Danny Boyle’s shuffle festival nears funding goal

Danny Boyle is heavily involved in Mile End's Shuffle Festival. Pic: Kate MacTier

Danny Boyle is heavily involved in Mile End’s Shuffle Festival. Pic: Kate MacTier

Danny Boyle’s Shuffle Festival is in the last days of crowd funding a new renovation in Mile End’s Cemetery Park Lodge.

The Lodge, a stand-alone building in Cemetery Park, will be completely reinvented by the festival team if their fund raising is achieved. It will be redesigned, in keeping with the architecture of the cemetery, but adapting to become a modern space to be used by the community. If Shuffle’s plan to redesign The Lodge meets its £59,000 target, the building will include a café, music venue and a gallery space, all to be used by the community.

Shuffle Festival moves around Mile End and hosts events such as film screenings and exhibitions in different areas.

Previous locations included St Clements, a former mental institution, which was reopened by Shuffle. Director Danny Boyle, known for being the artistic director for the London 2012 Olympics opening ceremony, is a strong advocate of Shuffle Festival, helping them find a location for their inaugural festival, as well as giving public support for the festival’s, and Mile End’s, community causes. Boyle annually curates a selection of films, art and community workshops to show off the Mile End community spirit.

Alongside the newer additions to The Lodge, the space will also be used as an educational area, where Shuffle will hopefully stage workshops for children and adults. While The Lodge now finds itself in Cemetery Park nature reserve, run by the Friends of Tower Hamlets Cemetery Park (FTHCP), it continues to hold free nature and science based classes that work alongside the national curriculum for members of the Tower Hamlets community. After being held at St Clements last year, Shuffle quickly saw an opportunity to begin a permanent addition to the community.
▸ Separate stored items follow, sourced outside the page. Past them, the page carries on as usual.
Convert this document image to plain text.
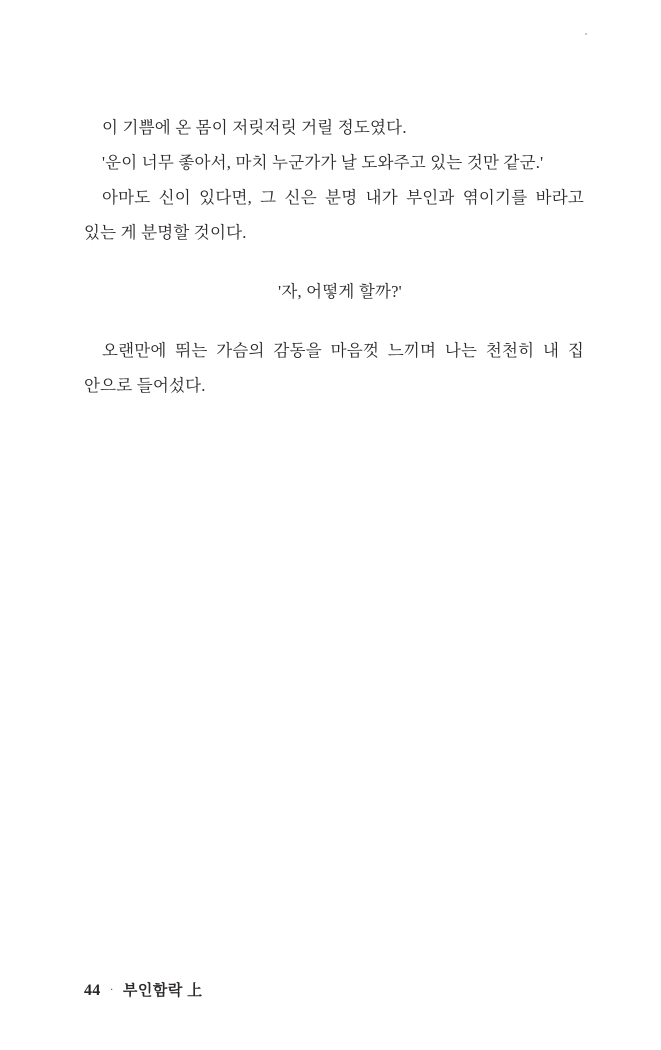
이 기쁨에 온 몸이 저릿저릿 거릴 정도였다.

'운이 너무 좋아서, 마치 누군가가 날 도와주고 있는 것만 같군.'

아마도 신이 있다면, 그 신은 분명 내가 부인과 엮이기를 바라고 있는 게 분명할 것이다.

'자, 어떻게 할까?'

오랜만에 뛰는 가슴의 감동을 마음껏 느끼며 나는 천천히 내 집 안으로 들어섰다.

44 · 부인함락 上
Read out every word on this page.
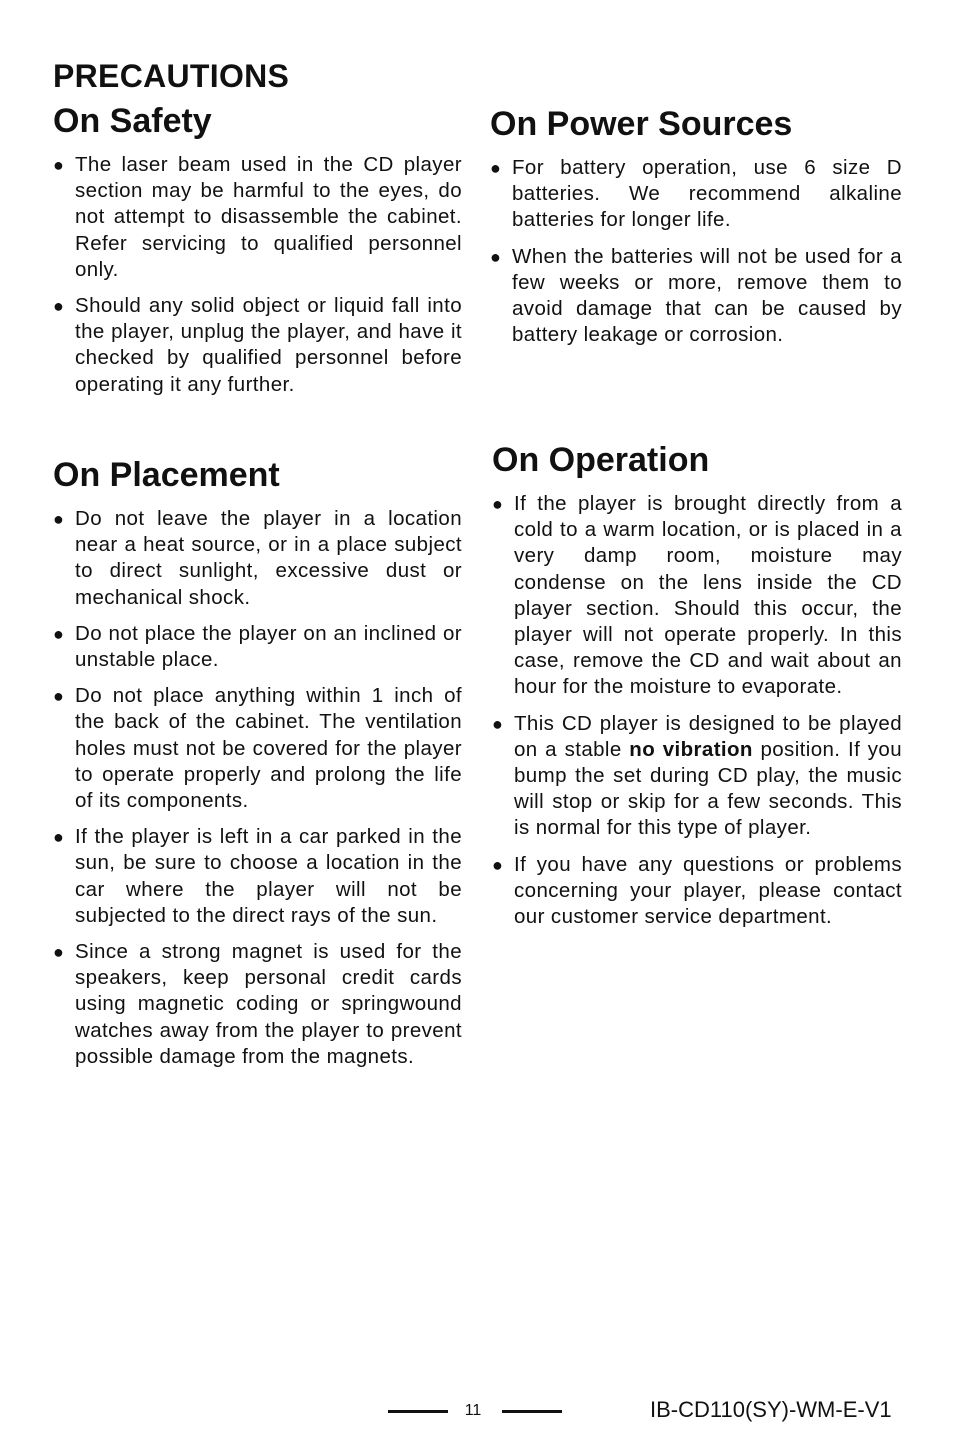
PRECAUTIONS
On Safety
● The laser beam used in the CD player section may be harmful to the eyes, do not attempt to disassemble the cabinet. Refer servicing to qualified personnel only.
● Should any solid object or liquid fall into the player, unplug the player, and have it checked by qualified personnel before operating it any further.
On Placement
● Do not leave the player in a location near a heat source, or in a place subject to direct sunlight, excessive dust or mechanical shock.
● Do not place the player on an inclined or unstable place.
● Do not place anything within 1 inch of the back of the cabinet. The ventilation holes must not be covered for the player to operate properly and prolong the life of its components.
● If the player is left in a car parked in the sun, be sure to choose a location in the car where the player will not be subjected to the direct rays of the sun.
● Since a strong magnet is used for the speakers, keep personal credit cards using magnetic coding or springwound watches away from the player to prevent possible damage from the magnets.
On Power Sources
● For battery operation, use 6 size D batteries. We recommend alkaline batteries for longer life.
● When the batteries will not be used for a few weeks or more, remove them to avoid damage that can be caused by battery leakage or corrosion.
On Operation
● If the player is brought directly from a cold to a warm location, or is placed in a very damp room, moisture may condense on the lens inside the CD player section. Should this occur, the player will not operate properly. In this case, remove the CD and wait about an hour for the moisture to evaporate.
● This CD player is designed to be played on a stable no vibration position. If you bump the set during CD play, the music will stop or skip for a few seconds. This is normal for this type of player.
● If you have any questions or problems concerning your player, please contact our customer service department.
11	IB-CD110(SY)-WM-E-V1
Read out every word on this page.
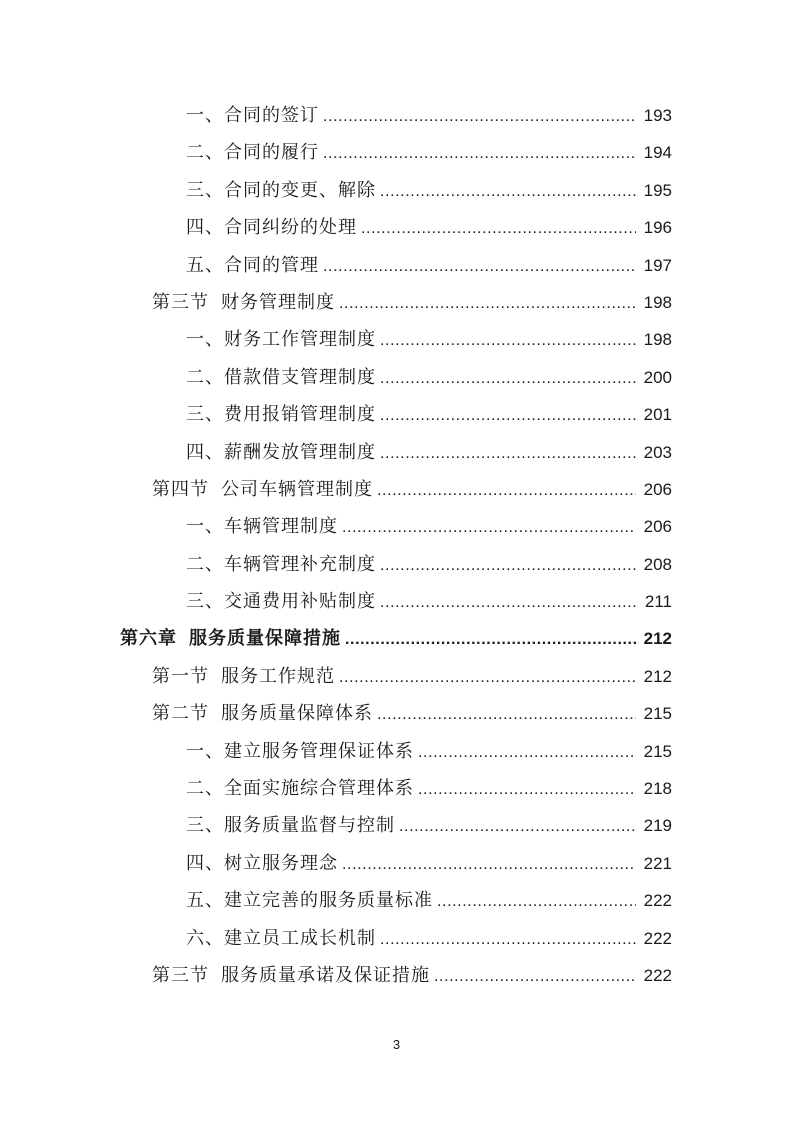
一、合同的签订 .....	193
二、合同的履行 .....	194
三、合同的变更、解除 .....	195
四、合同纠纷的处理 .....	196
五、合同的管理 .....	197
第三节 财务管理制度 .....	198
一、财务工作管理制度 .....	198
二、借款借支管理制度 .....	200
三、费用报销管理制度 .....	201
四、薪酬发放管理制度 .....	203
第四节 公司车辆管理制度 .....	206
一、车辆管理制度 .....	206
二、车辆管理补充制度 .....	208
三、交通费用补贴制度 .....	211
第六章 服务质量保障措施 .....	212
第一节 服务工作规范 .....	212
第二节 服务质量保障体系 .....	215
一、建立服务管理保证体系 .....	215
二、全面实施综合管理体系 .....	218
三、服务质量监督与控制 .....	219
四、树立服务理念 .....	221
五、建立完善的服务质量标准 .....	222
六、建立员工成长机制 .....	222
第三节 服务质量承诺及保证措施 .....	222
3
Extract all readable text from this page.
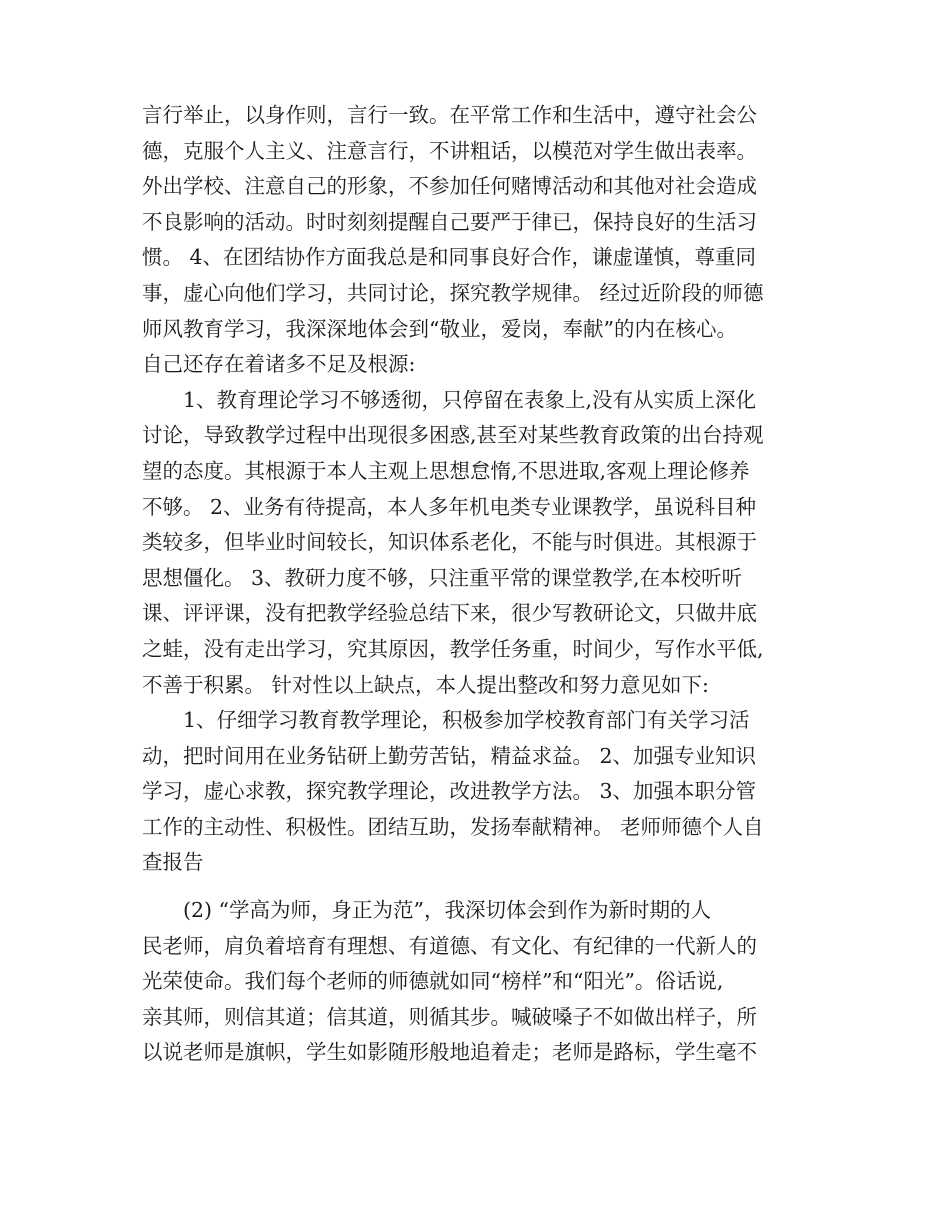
言行举止，以身作则，言行一致。在平常工作和生活中，遵守社会公
德，克服个人主义、注意言行，不讲粗话，以模范对学生做出表率。
外出学校、注意自己的形象，不参加任何赌博活动和其他对社会造成
不良影响的活动。时时刻刻提醒自己要严于律已，保持良好的生活习
惯。 4、在团结协作方面我总是和同事良好合作，谦虚谨慎，尊重同
事，虚心向他们学习，共同讨论，探究教学规律。 经过近阶段的师德
师风教育学习，我深深地体会到“敬业，爱岗，奉献”的内在核心。
自己还存在着诸多不足及根源:
　　1、教育理论学习不够透彻，只停留在表象上,没有从实质上深化
讨论，导致教学过程中出现很多困惑,甚至对某些教育政策的出台持观
望的态度。其根源于本人主观上思想怠惰,不思进取,客观上理论修养
不够。 2、业务有待提高，本人多年机电类专业课教学，虽说科目种
类较多，但毕业时间较长，知识体系老化，不能与时俱进。其根源于
思想僵化。 3、教研力度不够，只注重平常的课堂教学,在本校听听
课、评评课，没有把教学经验总结下来，很少写教研论文，只做井底
之蛙，没有走出学习，究其原因，教学任务重，时间少，写作水平低,
不善于积累。 针对性以上缺点，本人提出整改和努力意见如下:
　　1、仔细学习教育教学理论，积极参加学校教育部门有关学习活
动，把时间用在业务钻研上勤劳苦钻，精益求益。 2、加强专业知识
学习，虚心求教，探究教学理论，改进教学方法。 3、加强本职分管
工作的主动性、积极性。团结互助，发扬奉献精神。 老师师德个人自
查报告
　　(2) “学高为师，身正为范”，我深切体会到作为新时期的人
民老师，肩负着培育有理想、有道德、有文化、有纪律的一代新人的
光荣使命。我们每个老师的师德就如同“榜样”和“阳光”。俗话说,
亲其师，则信其道；信其道，则循其步。喊破嗓子不如做出样子，所
以说老师是旗帜，学生如影随形般地追着走；老师是路标，学生毫不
“10,000 people came and we knew we were onto something”, said Kate MacTeirnan, director of Shuffle Festival. She began to construct a festival that worked to better the community, as well as showing strong elements of Tower Hamlet’s culture, not just specific an anti-gentrification message.

“We are anti anything that denies the true riches of the city.”

Kenneth Greenway, director of Cemetery Park, said: “Shuffle fell in love with the building, they want to support the Friend (FTHCP), and make the building that we all dream it could be”. After forming a connection with Shuffle, the Friends have worked to raise funds to help supply both a new addition to the Tower Hamlets community, as well as create a permanent home for Shuffle.

FTHCP have worked closely with Shuffle Festival since it’s first festival last year, as well as with Danny Boyle. Greenway said: “Danny Boyle was present during last shuffle, here [Cemetery Park] everyday, he’s an ordinary person, but it doesn’t take away from the amazement of seeing Danny Boyle walking around“.

So far, Shuffle have opened a competition to find a local architect to redesign The Lodge, in keeping with its community led ethos. The renovation is aiming to begin in April, in time for this years Summer Shuffle festival. With MacTeirnan stating, “We want to work with a young practice that has our ethos at its heart and we will launch the search once we have the money.”